I don't think that's even an option -- that $1B breakup fee was just if the deal was not allowed to go through due to reasons outside of his control (like if it was blocked due to regulatory reasons). Otherwise, I think he's legally obligated to go through with it -- and Twitter's board has fiduciary responsibility to hold him to it.
I do not think that he can pay the termination fee. I.e. the termination fee itself has rules. Otherwise, he would have payed it (the fee is equal to the daily move of his TESLA shares).
Pretty much. I think it's more likely he's trying to set things up to make the claim that Twitter wasn't co-operative and forthcoming with the information and then try to reduce the break fee in court.
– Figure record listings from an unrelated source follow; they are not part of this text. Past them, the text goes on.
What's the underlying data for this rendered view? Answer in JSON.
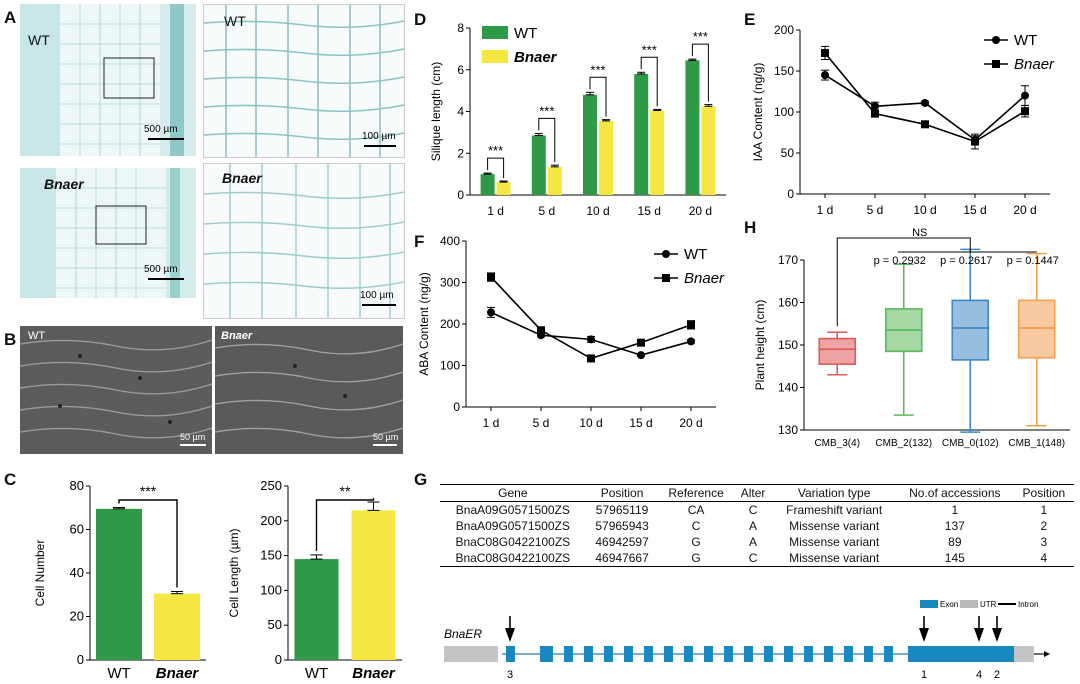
{
  "panels": {
    "A": {
      "label": "A",
      "images": [
        {
          "text": "WT",
          "scale": "500 µm"
        },
        {
          "text": "WT",
          "scale": "100 µm"
        },
        {
          "text": "Bnaer",
          "scale": "500 µm"
        },
        {
          "text": "Bnaer",
          "scale": "100 µm"
        }
      ]
    },
    "B": {
      "label": "B",
      "images": [
        {
          "text": "WT",
          "scale": "50 µm"
        },
        {
          "text": "Bnaer",
          "scale": "50 µm"
        }
      ]
    },
    "C": {
      "label": "C"
    },
    "D": {
      "label": "D"
    },
    "E": {
      "label": "E"
    },
    "F": {
      "label": "F"
    },
    "G": {
      "label": "G"
    },
    "H": {
      "label": "H"
    }
  },
  "colors": {
    "wt": "#2e9a48",
    "mutant": "#f5e642",
    "micro_bg": "#e8f4f4",
    "sem_bg": "#5a5a5a"
  },
  "chart_data": [
    {
      "id": "C1",
      "type": "bar",
      "categories": [
        "WT",
        "Bnaer"
      ],
      "values": [
        69.5,
        30.5
      ],
      "errors": [
        0.6,
        1.0
      ],
      "ylabel": "Cell Number",
      "ylim": [
        0,
        80
      ],
      "yticks": [
        0,
        20,
        40,
        60,
        80
      ],
      "significance": "***"
    },
    {
      "id": "C2",
      "type": "bar",
      "categories": [
        "WT",
        "Bnaer"
      ],
      "values": [
        145,
        215
      ],
      "errors": [
        6,
        12
      ],
      "ylabel": "Cell Length (µm)",
      "ylim": [
        0,
        250
      ],
      "yticks": [
        0,
        50,
        100,
        150,
        200,
        250
      ],
      "significance": "**"
    },
    {
      "id": "D",
      "type": "bar",
      "categories": [
        "1 d",
        "5 d",
        "10 d",
        "15 d",
        "20 d"
      ],
      "series": [
        {
          "name": "WT",
          "values": [
            1.0,
            2.85,
            4.8,
            5.8,
            6.45
          ],
          "errors": [
            0.05,
            0.1,
            0.12,
            0.08,
            0.06
          ]
        },
        {
          "name": "Bnaer",
          "values": [
            0.62,
            1.35,
            3.55,
            4.05,
            4.25
          ],
          "errors": [
            0.05,
            0.08,
            0.06,
            0.05,
            0.08
          ]
        }
      ],
      "ylabel": "Silique length (cm)",
      "ylim": [
        0,
        8
      ],
      "yticks": [
        0,
        2,
        4,
        6,
        8
      ],
      "significance": [
        "***",
        "***",
        "***",
        "***",
        "***"
      ]
    },
    {
      "id": "E",
      "type": "line",
      "x": [
        "1 d",
        "5 d",
        "10 d",
        "15 d",
        "20 d"
      ],
      "series": [
        {
          "name": "WT",
          "values": [
            145,
            107,
            111,
            66,
            120
          ],
          "errors": [
            6,
            5,
            2,
            5,
            12
          ]
        },
        {
          "name": "Bnaer",
          "values": [
            172,
            98,
            85,
            64,
            101
          ],
          "errors": [
            8,
            3,
            2,
            9,
            7
          ]
        }
      ],
      "ylabel": "IAA Content (ng/g)",
      "ylim": [
        0,
        200
      ],
      "yticks": [
        0,
        50,
        100,
        150,
        200
      ],
      "legend": "top-right"
    },
    {
      "id": "F",
      "type": "line",
      "x": [
        "1 d",
        "5 d",
        "10 d",
        "15 d",
        "20 d"
      ],
      "series": [
        {
          "name": "WT",
          "values": [
            228,
            173,
            163,
            125,
            158
          ],
          "errors": [
            12,
            4,
            7,
            3,
            4
          ]
        },
        {
          "name": "Bnaer",
          "values": [
            313,
            185,
            117,
            155,
            198
          ],
          "errors": [
            10,
            5,
            4,
            3,
            10
          ]
        }
      ],
      "ylabel": "ABA Content (ng/g)",
      "ylim": [
        0,
        400
      ],
      "yticks": [
        0,
        100,
        200,
        300,
        400
      ],
      "legend": "top-right"
    },
    {
      "id": "H",
      "type": "box",
      "categories": [
        "CMB_3(4)",
        "CMB_2(132)",
        "CMB_0(102)",
        "CMB_1(148)"
      ],
      "boxes": [
        {
          "min": 143,
          "q1": 145.5,
          "median": 149,
          "q3": 151.5,
          "max": 153
        },
        {
          "min": 133.5,
          "q1": 148.5,
          "median": 153.5,
          "q3": 158.5,
          "max": 169
        },
        {
          "min": 129.5,
          "q1": 146.5,
          "median": 154,
          "q3": 160.5,
          "max": 172.5
        },
        {
          "min": 131,
          "q1": 147,
          "median": 154,
          "q3": 160.5,
          "max": 171.5
        }
      ],
      "colors": [
        "#e05a5a",
        "#5cb85c",
        "#3f88c5",
        "#f0a050"
      ],
      "ylabel": "Plant height (cm)",
      "ylim": [
        130,
        170
      ],
      "yticks": [
        130,
        140,
        150,
        160,
        170
      ],
      "annotations": [
        "NS",
        "p = 0.2932",
        "p = 0.2617",
        "p = 0.1447"
      ]
    }
  ],
  "table": {
    "headers": [
      "Gene",
      "Position",
      "Reference",
      "Alter",
      "Variation type",
      "No.of accessions",
      "Position"
    ],
    "rows": [
      [
        "BnaA09G0571500ZS",
        "57965119",
        "CA",
        "C",
        "Frameshift variant",
        "1",
        "1"
      ],
      [
        "BnaA09G0571500ZS",
        "57965943",
        "C",
        "A",
        "Missense variant",
        "137",
        "2"
      ],
      [
        "BnaC08G0422100ZS",
        "46942597",
        "G",
        "A",
        "Missense variant",
        "89",
        "3"
      ],
      [
        "BnaC08G0422100ZS",
        "46947667",
        "G",
        "C",
        "Missense variant",
        "145",
        "4"
      ]
    ]
  },
  "gene_model": {
    "name": "BnaER",
    "legend": [
      "Exon",
      "UTR",
      "Intron"
    ],
    "markers": [
      "1",
      "2",
      "3",
      "4"
    ]
  }
}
He has tons of wiggle room. Mostly in this will takes years to resolve, Twitter will be forced to disclose nearly every internal document that will 100% have some email or chat of employees stating, if only as hyperbole, that the bot rate they report to the public is bullshit.
That will get him nowhere in the trial, because incorrect information is only a valid reason to break off the deal if it uncovers a material adverse effect, and it is virtually impossible to get Delaware courts to find an MAE. Matt Levine's shorthand for Delaware MAE is "40% decrease in profitability". Not stock price; a 40% decrease in the fundamentals. It's not happening.